Aboriginal Corporation CEO David Collard has been sacked after demanding $2.5 million from the government to allow Perth to plant trees.
Perth cancels riverside tree-planting event Wadzuk Aboriginal Corporation claims $2.5m Leader David Collard has now been sacked from the role
The leader of an Aboriginal corporation who demanded $2.5 million to approve two tree-planting events has been fired from his role.
Landcare volunteers were due to roll up their sleeves to plant 5,500 saplings along Perth’s Canning River at the weekend.
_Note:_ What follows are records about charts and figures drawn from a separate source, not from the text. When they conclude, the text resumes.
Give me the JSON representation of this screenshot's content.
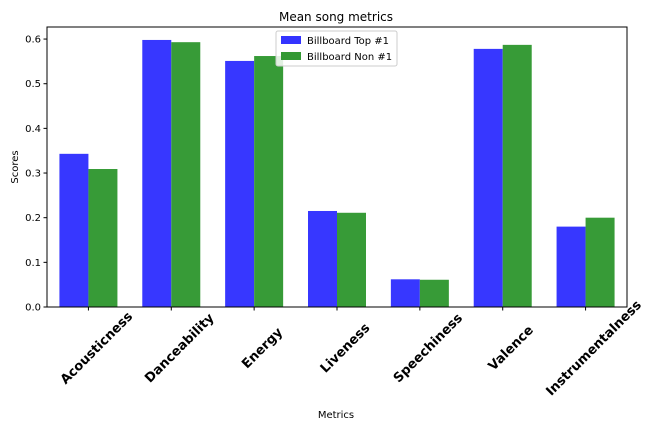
{
  "chart_data": {
    "type": "bar",
    "title": "Mean song metrics",
    "xlabel": "Metrics",
    "ylabel": "Scores",
    "categories": [
      "Acousticness",
      "Danceability",
      "Energy",
      "Liveness",
      "Speechiness",
      "Valence",
      "Instrumentalness"
    ],
    "series": [
      {
        "name": "Billboard Top #1",
        "color": "#3333ff",
        "values": [
          0.343,
          0.598,
          0.551,
          0.215,
          0.062,
          0.578,
          0.18
        ]
      },
      {
        "name": "Billboard Non #1",
        "color": "#339933",
        "values": [
          0.309,
          0.593,
          0.562,
          0.211,
          0.061,
          0.587,
          0.2
        ]
      }
    ],
    "ylim": [
      0,
      0.627
    ],
    "yticks": [
      0.0,
      0.1,
      0.2,
      0.3,
      0.4,
      0.5,
      0.6
    ],
    "ytick_labels": [
      "0.0",
      "0.1",
      "0.2",
      "0.3",
      "0.4",
      "0.5",
      "0.6"
    ],
    "grid": false,
    "legend_position": "top-center"
  }
}
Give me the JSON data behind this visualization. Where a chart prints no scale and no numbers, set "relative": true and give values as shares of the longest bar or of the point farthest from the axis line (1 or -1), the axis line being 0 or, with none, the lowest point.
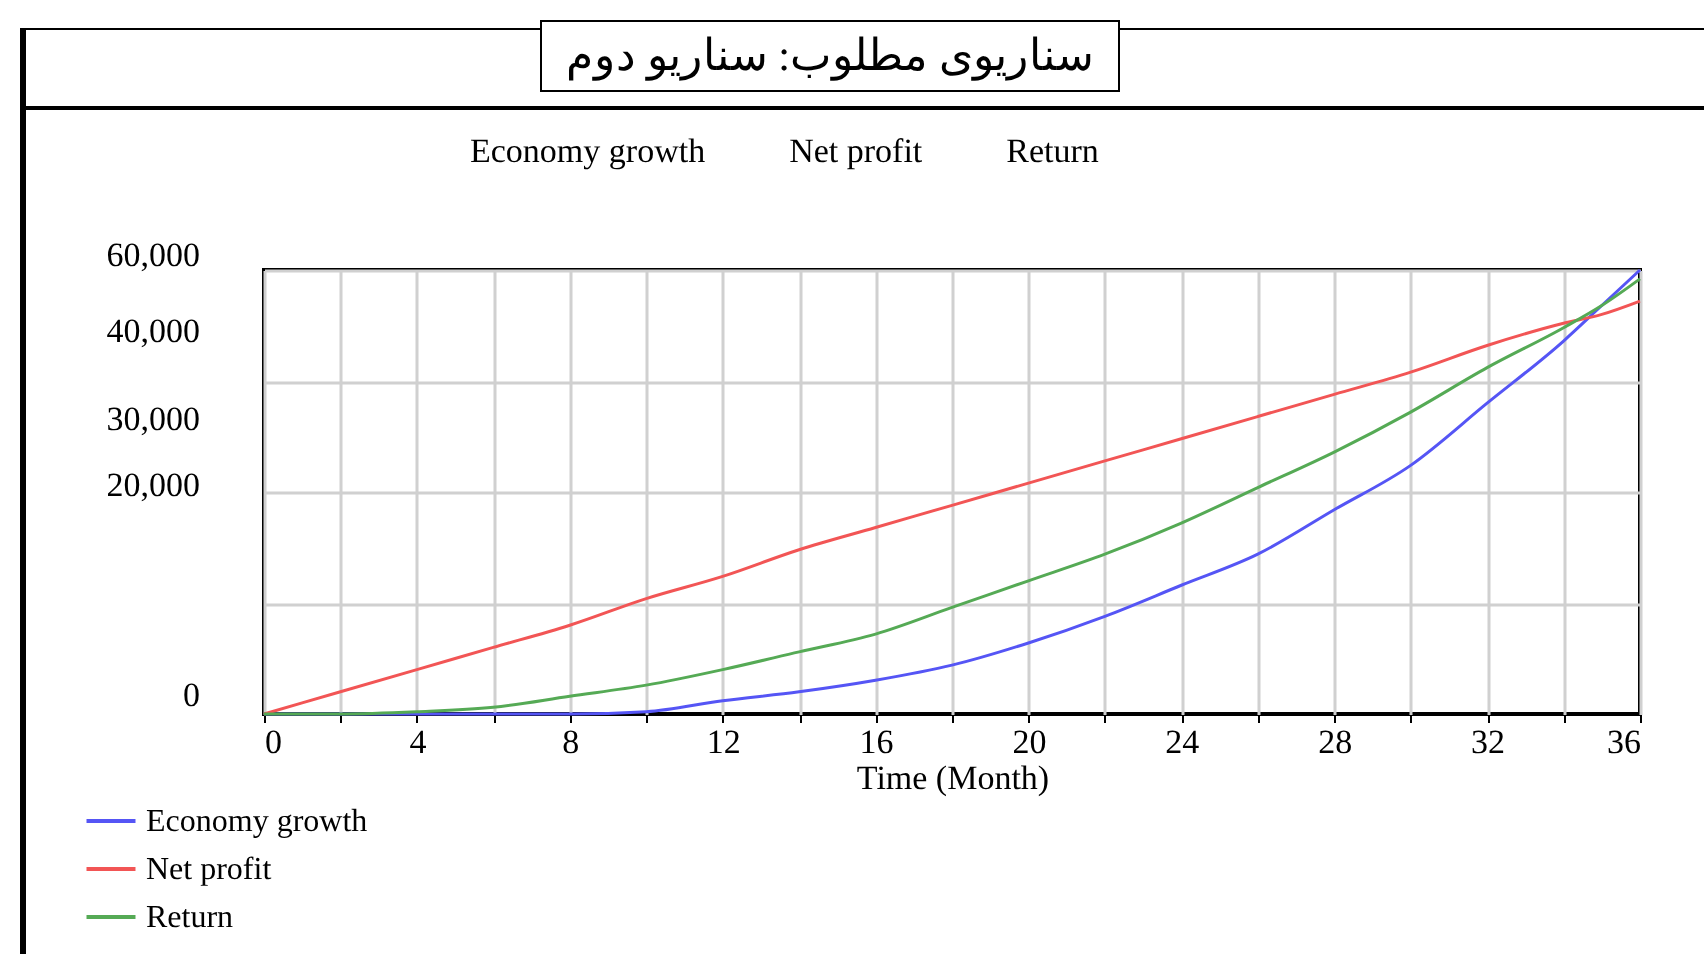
{
  "chart_data": {
    "type": "line",
    "title": "سناریوی مطلوب: سناریو دوم",
    "xlabel": "Time (Month)",
    "relative": true,
    "annotations": [
      "60,000",
      "40,000",
      "30,000",
      "20,000",
      "0"
    ],
    "x": [
      0,
      2,
      4,
      6,
      8,
      10,
      12,
      14,
      16,
      18,
      20,
      22,
      24,
      26,
      28,
      30,
      32,
      34,
      35,
      36
    ],
    "xlim": [
      0,
      36
    ],
    "xticks": [
      0,
      {
        "value": 2,
        "label": null
      },
      4,
      {
        "value": 6,
        "label": null
      },
      8,
      {
        "value": 10,
        "label": null
      },
      12,
      {
        "value": 14,
        "label": null
      },
      16,
      {
        "value": 18,
        "label": null
      },
      20,
      {
        "value": 22,
        "label": null
      },
      24,
      {
        "value": 26,
        "label": null
      },
      28,
      {
        "value": 30,
        "label": null
      },
      32,
      {
        "value": 34,
        "label": null
      },
      36
    ],
    "series": [
      {
        "name": "Economy growth",
        "color": "#5555f5",
        "values": [
          0,
          0,
          0,
          0,
          0,
          0.005,
          0.03,
          0.05,
          0.076,
          0.11,
          0.16,
          0.22,
          0.29,
          0.36,
          0.46,
          0.56,
          0.7,
          0.84,
          0.92,
          1
        ]
      },
      {
        "name": "Net profit",
        "color": "#f25555",
        "values": [
          0,
          0.05,
          0.1,
          0.15,
          0.2,
          0.26,
          0.31,
          0.37,
          0.42,
          0.47,
          0.52,
          0.57,
          0.62,
          0.67,
          0.72,
          0.77,
          0.83,
          0.88,
          0.9,
          0.93
        ]
      },
      {
        "name": "Return",
        "color": "#55aa55",
        "values": [
          0,
          0,
          0.005,
          0.015,
          0.04,
          0.065,
          0.1,
          0.14,
          0.18,
          0.24,
          0.3,
          0.36,
          0.43,
          0.51,
          0.59,
          0.68,
          0.78,
          0.87,
          0.92,
          0.98
        ]
      }
    ],
    "grid": true,
    "legend": "bottom",
    "marker": "none",
    "line_style": "solid"
  }
}
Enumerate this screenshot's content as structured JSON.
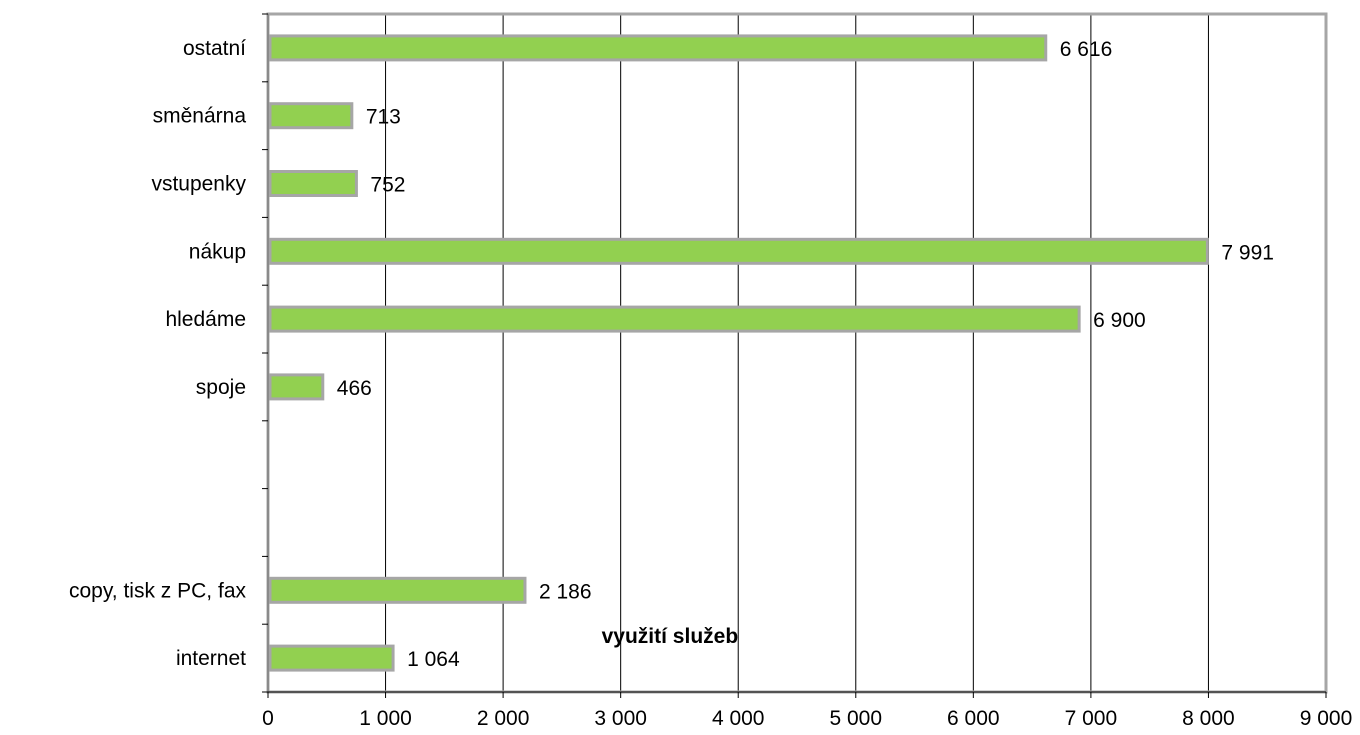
{
  "chart_data": {
    "type": "bar",
    "orientation": "horizontal",
    "title": "využití služeb",
    "categories": [
      "ostatní",
      "směnárna",
      "vstupenky",
      "nákup",
      "hledáme",
      "spoje",
      "",
      "",
      "copy, tisk z PC, fax",
      "internet"
    ],
    "values": [
      6616,
      713,
      752,
      7991,
      6900,
      466,
      null,
      null,
      2186,
      1064
    ],
    "data_labels": [
      "6 616",
      "713",
      "752",
      "7 991",
      "6 900",
      "466",
      "",
      "",
      "2 186",
      "1 064"
    ],
    "xlim": [
      0,
      9000
    ],
    "x_ticks": [
      0,
      1000,
      2000,
      3000,
      4000,
      5000,
      6000,
      7000,
      8000,
      9000
    ],
    "x_tick_labels": [
      "0",
      "1 000",
      "2 000",
      "3 000",
      "4 000",
      "5 000",
      "6 000",
      "7 000",
      "8 000",
      "9 000"
    ],
    "grid": "vertical",
    "legend": "none",
    "colors": {
      "bar_fill": "#92d050",
      "bar_border": "#a6a6a6",
      "frame": "#a6a6a6",
      "grid": "#000000"
    }
  }
}
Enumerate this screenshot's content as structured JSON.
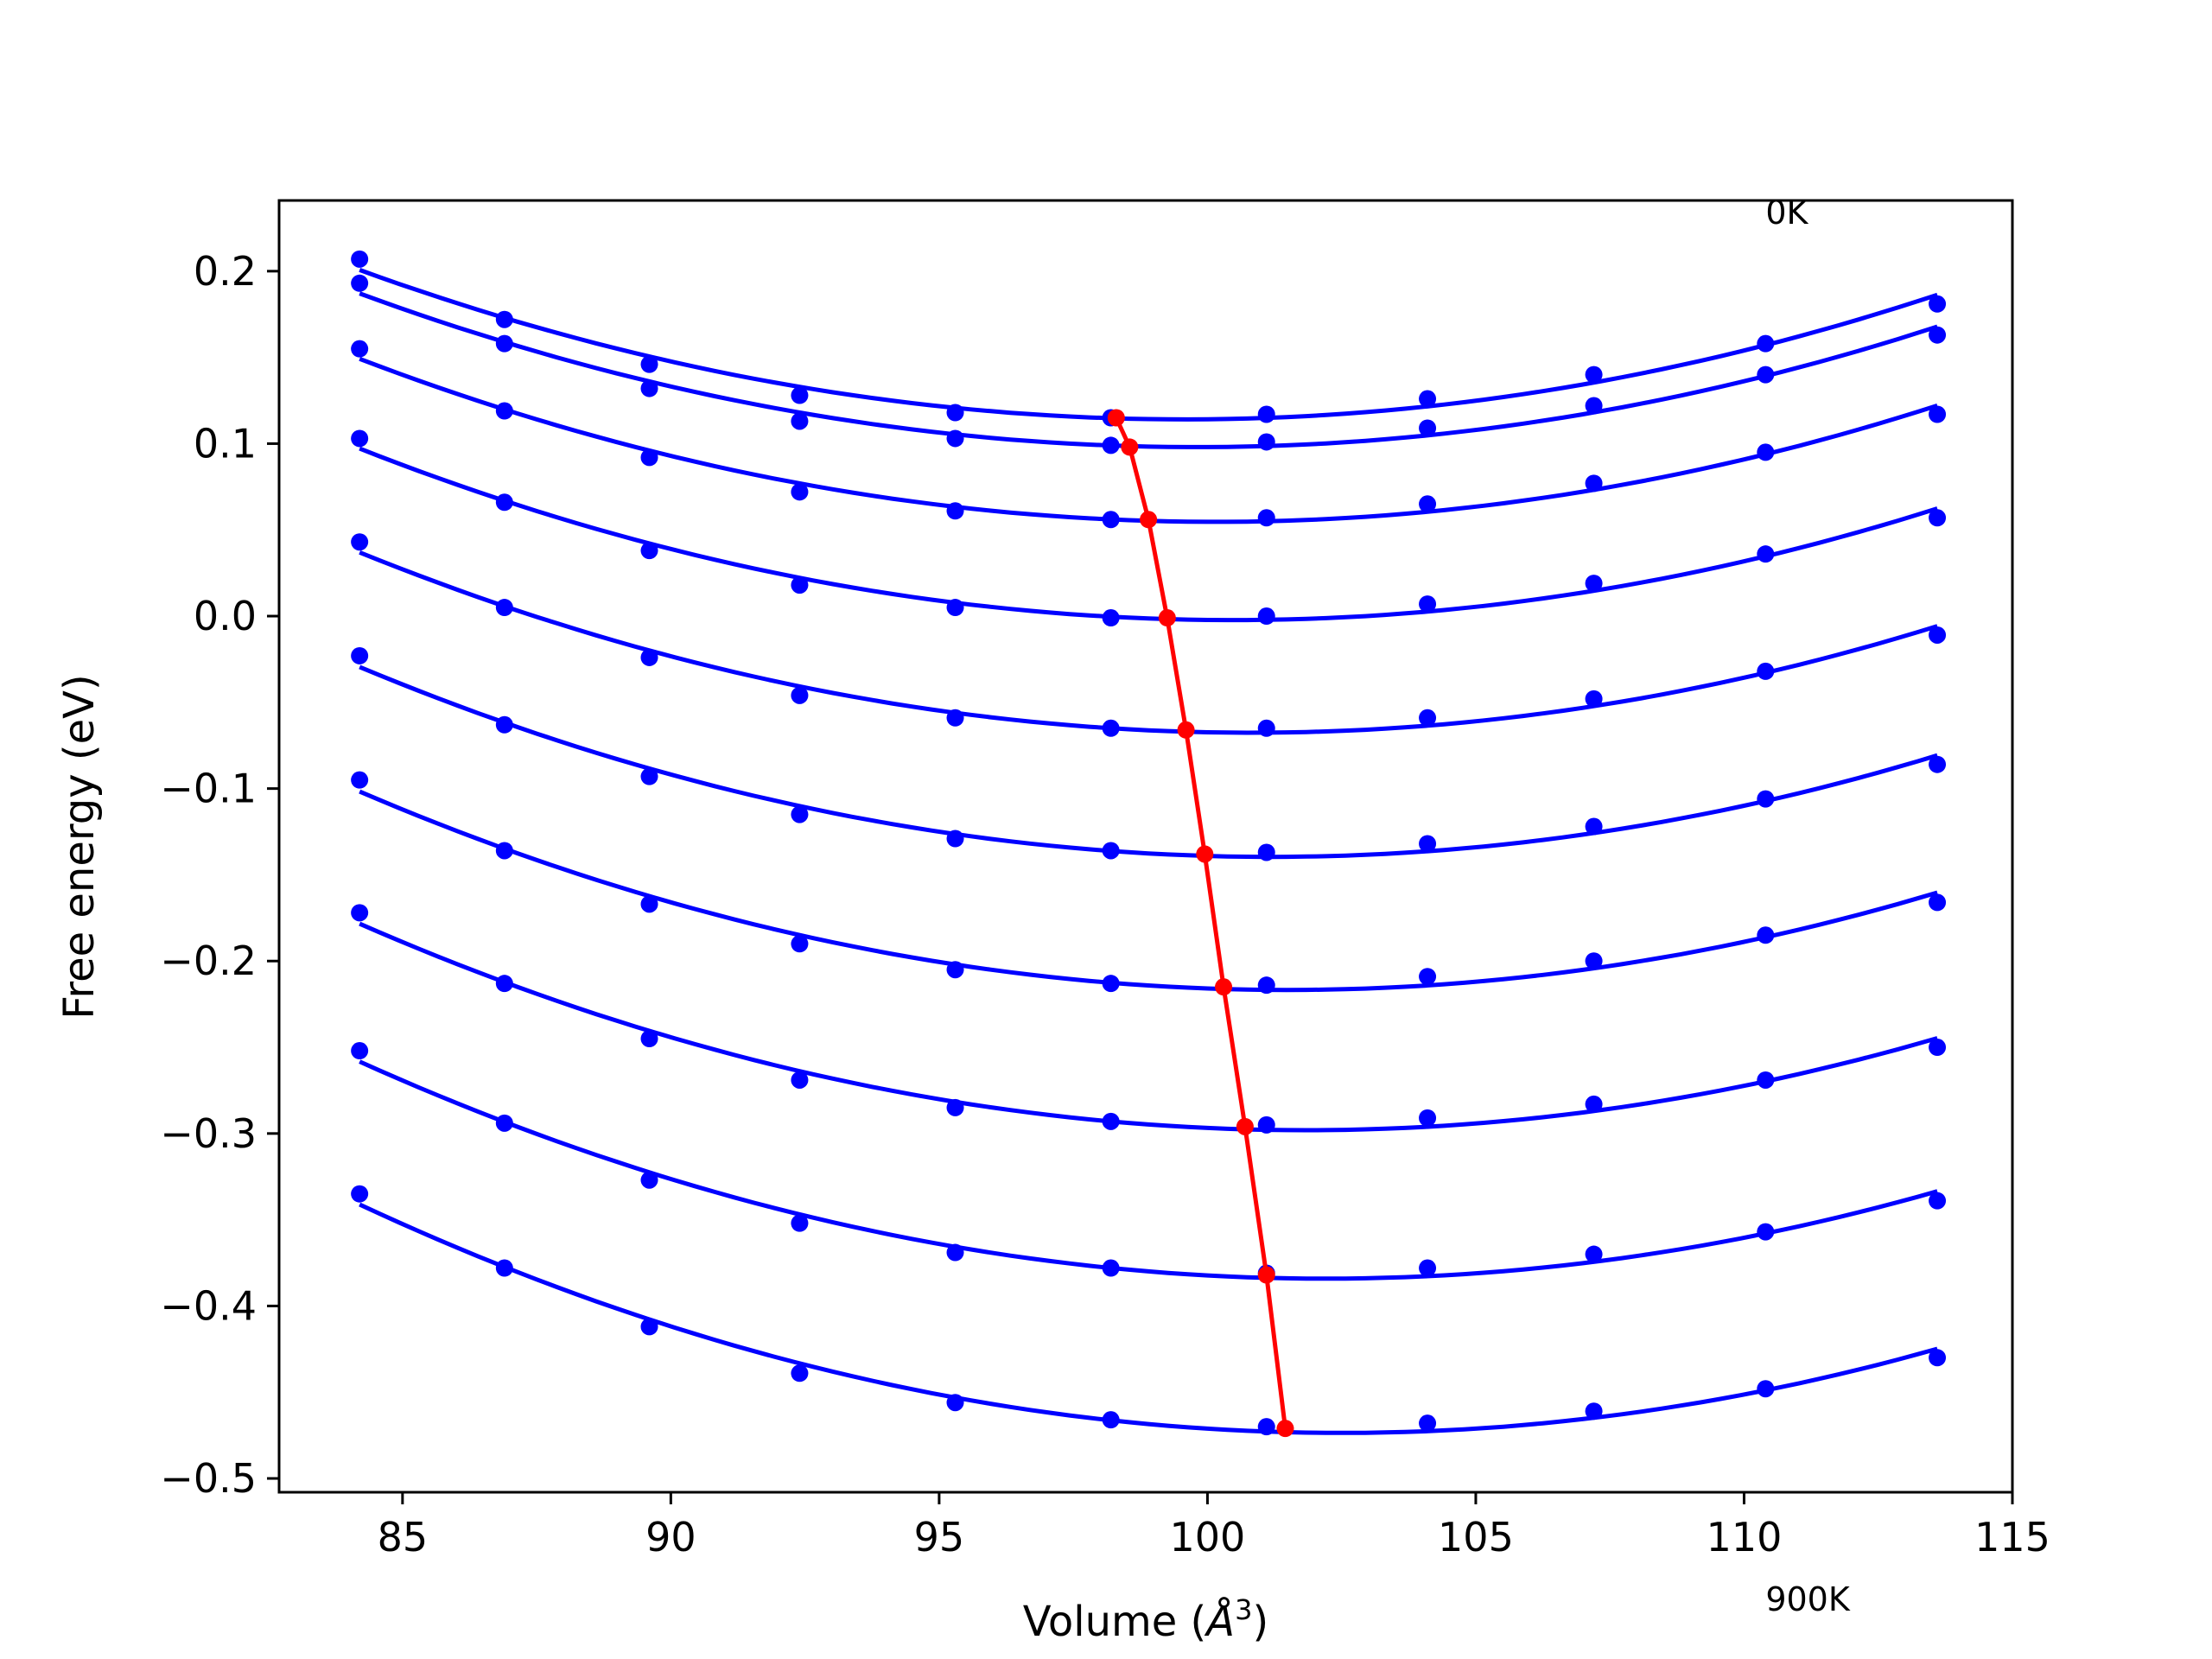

But the event was interrupted after Wadzuk Aboriginal Corporation CEO David Collard raised eyebrows about Western Australia’s new Aboriginal Heritage Act, demanding $2.5 million to allow it to go ahead.
Wadzuk Aboriginal Corporation chief executive David Collard (pictured) has been sacked from his role but the corporation insists it was not because of the planting story.
He has now been fired from his role but the corporation insists it was not because of the planting story.
The corporation said in a statement, ‘The employment relationship with Mr Collard ended in July 2023 and was unrelated to the Canning River Plantation.
There is danger of the seedlings dying and wasting away.
Stephen Johnston of South East Regional Landcare told Seven News, ‘We need to get them down to the ground to make the most of the wet soil.’
It comes after WA’s revamped Aboriginal Cultural Heritage Act came into effect with tougher penalties for damaging sites of traditional importance.
Many rivers, creeks and other tributaries are now considered anthropogenic sites, requiring the highest level of assessment for alteration.
Canning River is one of those now recognized as a site of Aboriginal cultural importance.
At least three community tree-planting events have been canceled since the new law took effect a fortnight ago.
Thousands of saplings were to be planted along Perth’s Canning River (pictured).
City of Canning Mayor Patrick Hall (left) and land conservation advocates are outraged by the decision.
Frustrated mayors have pleaded with the WA Government to step in and fix the problem.
‘We stand here today in solidarity with these environmental groups, somebody needs to clarify this law – it’s a bit of a mess,’ said City of Canning Mayor Patrick Hall.
Western Australia’s Aboriginal Affairs Minister Tony Booty said the lack of planting in the Canning River was ‘incredibly disappointing’ but insisted the state’s Aboriginal heritage regime had had a ‘pretty smooth’ start otherwise, The Australian reported.
However, Opposition Leader Shane Love said the new law had led to ‘absolute chaos’ and was acting as a handbrake on many industries.
He urged Dr Buti to step down from the Ministry of Tribal Affairs.
Mr Love said: ‘If anyone is to blame, it is Dr Booty and his handling of this whole situation as a minister.’
We told him before it came in that the community was not ready and in the short time since the legislation was introduced it is very clear what the regulations actually mean and how business and community groups and landowners can negotiate their way through them.’
Thousands of saplings that were supposed to be planted are now in danger of dying
Shadow Defense Minister Andrew Hastie, who is also the federal member for Canning, wants the new laws scrapped.
‘The Aboriginal Cultural Heritage Acts are only two weeks old, and already an Aboriginal corporation is using them to demand millions of dollars,’ he wrote on Sunday night.
‘It’s time to repeal these divisive laws by (WA Premier) Roger Cook.’
The latest tensions came a week after the $232 million Mitchell Freeway extension was thrown into chaos a week after its opening when two Aboriginal elders clashed over the right to hold a smoking ceremony.
Deputy Minister Rita Safioti was seen hurrying away to consult an official at the launch while Wadzak Nungar man Steve Jacobs sparred with another Aboriginal man over the right to officiate the ceremony.